The new issue of the BYU Education and Law Journal includes an article by Professors Julie Davies (McGeorge School of Law) and Lisa Bohon (Cal State Sacramento) called Re-Imagining Public Enforcement of Title IX. Their piece is an important contribution to the scholarship on Title IX, very little of which analyzes enforcement and evaluates its efficacy.
The authors maintain that we should not view private enforcement (i.e., lawsuits) as a substitute for government's efforts to enforce Title IX. Even though lawsuits are effective and remedying and deterring noncompliance, there are more instances of noncompliance than plaintiffs and attorneys have the financial incentive to litigate. Private enforcement, therefore, fails to fully enforce the statute, so public enforcement must be effective.

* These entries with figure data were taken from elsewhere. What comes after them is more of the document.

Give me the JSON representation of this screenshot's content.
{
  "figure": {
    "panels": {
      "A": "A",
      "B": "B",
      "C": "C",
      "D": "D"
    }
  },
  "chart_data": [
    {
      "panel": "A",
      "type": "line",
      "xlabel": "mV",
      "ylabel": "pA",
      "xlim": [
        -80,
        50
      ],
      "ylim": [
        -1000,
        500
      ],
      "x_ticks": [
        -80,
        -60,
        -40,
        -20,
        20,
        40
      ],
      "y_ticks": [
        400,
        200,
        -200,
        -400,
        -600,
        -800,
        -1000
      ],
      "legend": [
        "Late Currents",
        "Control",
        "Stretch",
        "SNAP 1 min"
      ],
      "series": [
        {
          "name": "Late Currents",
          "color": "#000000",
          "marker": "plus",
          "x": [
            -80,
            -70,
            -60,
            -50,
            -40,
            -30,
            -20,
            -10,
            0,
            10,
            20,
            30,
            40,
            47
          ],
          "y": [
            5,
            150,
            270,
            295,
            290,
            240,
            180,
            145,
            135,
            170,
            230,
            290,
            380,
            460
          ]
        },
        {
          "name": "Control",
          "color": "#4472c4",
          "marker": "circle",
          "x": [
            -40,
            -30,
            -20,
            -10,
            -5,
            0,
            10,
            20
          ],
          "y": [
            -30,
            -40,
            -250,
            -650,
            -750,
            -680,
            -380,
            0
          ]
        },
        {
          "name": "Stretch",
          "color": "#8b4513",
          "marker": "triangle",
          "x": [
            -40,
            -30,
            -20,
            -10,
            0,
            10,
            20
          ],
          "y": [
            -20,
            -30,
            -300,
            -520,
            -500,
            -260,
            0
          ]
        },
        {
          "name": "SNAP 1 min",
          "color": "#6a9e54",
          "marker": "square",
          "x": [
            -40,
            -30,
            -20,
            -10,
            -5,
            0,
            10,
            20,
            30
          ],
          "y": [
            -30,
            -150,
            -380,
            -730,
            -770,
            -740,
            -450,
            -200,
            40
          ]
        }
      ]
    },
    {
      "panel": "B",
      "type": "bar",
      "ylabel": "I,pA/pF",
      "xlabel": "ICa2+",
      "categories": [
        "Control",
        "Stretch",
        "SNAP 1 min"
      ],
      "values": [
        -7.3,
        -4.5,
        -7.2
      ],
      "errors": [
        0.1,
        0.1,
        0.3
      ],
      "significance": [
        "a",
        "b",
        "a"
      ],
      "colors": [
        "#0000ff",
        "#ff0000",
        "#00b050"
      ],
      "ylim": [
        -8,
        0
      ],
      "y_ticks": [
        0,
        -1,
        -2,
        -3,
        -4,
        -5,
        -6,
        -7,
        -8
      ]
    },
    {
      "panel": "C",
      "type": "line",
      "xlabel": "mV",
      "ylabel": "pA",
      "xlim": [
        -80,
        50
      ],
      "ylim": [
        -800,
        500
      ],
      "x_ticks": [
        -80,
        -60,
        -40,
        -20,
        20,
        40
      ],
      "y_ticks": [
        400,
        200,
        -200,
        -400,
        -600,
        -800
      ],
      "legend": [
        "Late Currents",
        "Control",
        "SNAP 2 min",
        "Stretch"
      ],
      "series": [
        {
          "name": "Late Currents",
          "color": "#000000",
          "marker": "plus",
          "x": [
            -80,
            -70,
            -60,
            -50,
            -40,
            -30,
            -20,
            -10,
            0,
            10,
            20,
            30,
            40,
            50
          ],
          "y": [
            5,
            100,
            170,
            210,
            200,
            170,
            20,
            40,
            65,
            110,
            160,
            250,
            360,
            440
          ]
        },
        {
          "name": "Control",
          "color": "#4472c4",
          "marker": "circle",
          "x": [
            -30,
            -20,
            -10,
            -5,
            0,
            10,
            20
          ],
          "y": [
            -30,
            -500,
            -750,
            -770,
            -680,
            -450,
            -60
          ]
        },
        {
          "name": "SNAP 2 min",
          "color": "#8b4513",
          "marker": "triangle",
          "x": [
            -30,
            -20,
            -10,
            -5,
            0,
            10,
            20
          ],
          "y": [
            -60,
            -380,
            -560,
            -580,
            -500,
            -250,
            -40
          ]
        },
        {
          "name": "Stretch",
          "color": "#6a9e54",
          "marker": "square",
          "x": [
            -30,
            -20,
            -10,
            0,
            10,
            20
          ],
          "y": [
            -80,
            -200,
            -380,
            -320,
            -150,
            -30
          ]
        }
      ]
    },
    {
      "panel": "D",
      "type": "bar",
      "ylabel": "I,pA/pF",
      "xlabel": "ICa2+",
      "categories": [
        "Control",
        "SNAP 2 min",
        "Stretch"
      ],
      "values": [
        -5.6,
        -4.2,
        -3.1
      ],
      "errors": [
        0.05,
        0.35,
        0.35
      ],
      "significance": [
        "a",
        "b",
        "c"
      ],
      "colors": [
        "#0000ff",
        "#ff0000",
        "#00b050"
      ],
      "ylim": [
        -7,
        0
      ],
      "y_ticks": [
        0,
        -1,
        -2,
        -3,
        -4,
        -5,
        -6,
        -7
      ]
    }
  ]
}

To this end, the authors recommend that OCR do more to help funding recipients prevent instances of noncompliance, and recommend specifically, for example, disseminating practical, useful materials like "sample policies, checklists or guidelines, research on issues or alternate procedures." OCR could provide this kind of service effectively if it partnered with and capitalized on the expertise of state and local officials who already serve as the "front lines of enforcement."
The authors also recommend that OCR employ "intermediate" sanctions. OCR's enforcement currently is aimed at determining whether or not to cut of an educational institution's federal funds -- a sanction so "draconian...that the enforcing agencies are reluctant to use it." OCR could, they argue, initiate litigation, take on litigation on behalf of a party, or intervene in ongoing private litigation. This type of enforcement action might help dispell the widespread perception, which the authors confirmed in interviews with educational institutions subject to Title IX, that OCR is a paper tiger.
Citation: Julie A. Davies & Lisa M. Bohon, Re-Imagining Public Enforcement of Title IX, 2007 BYU Educ. & L.J. 25 (2007).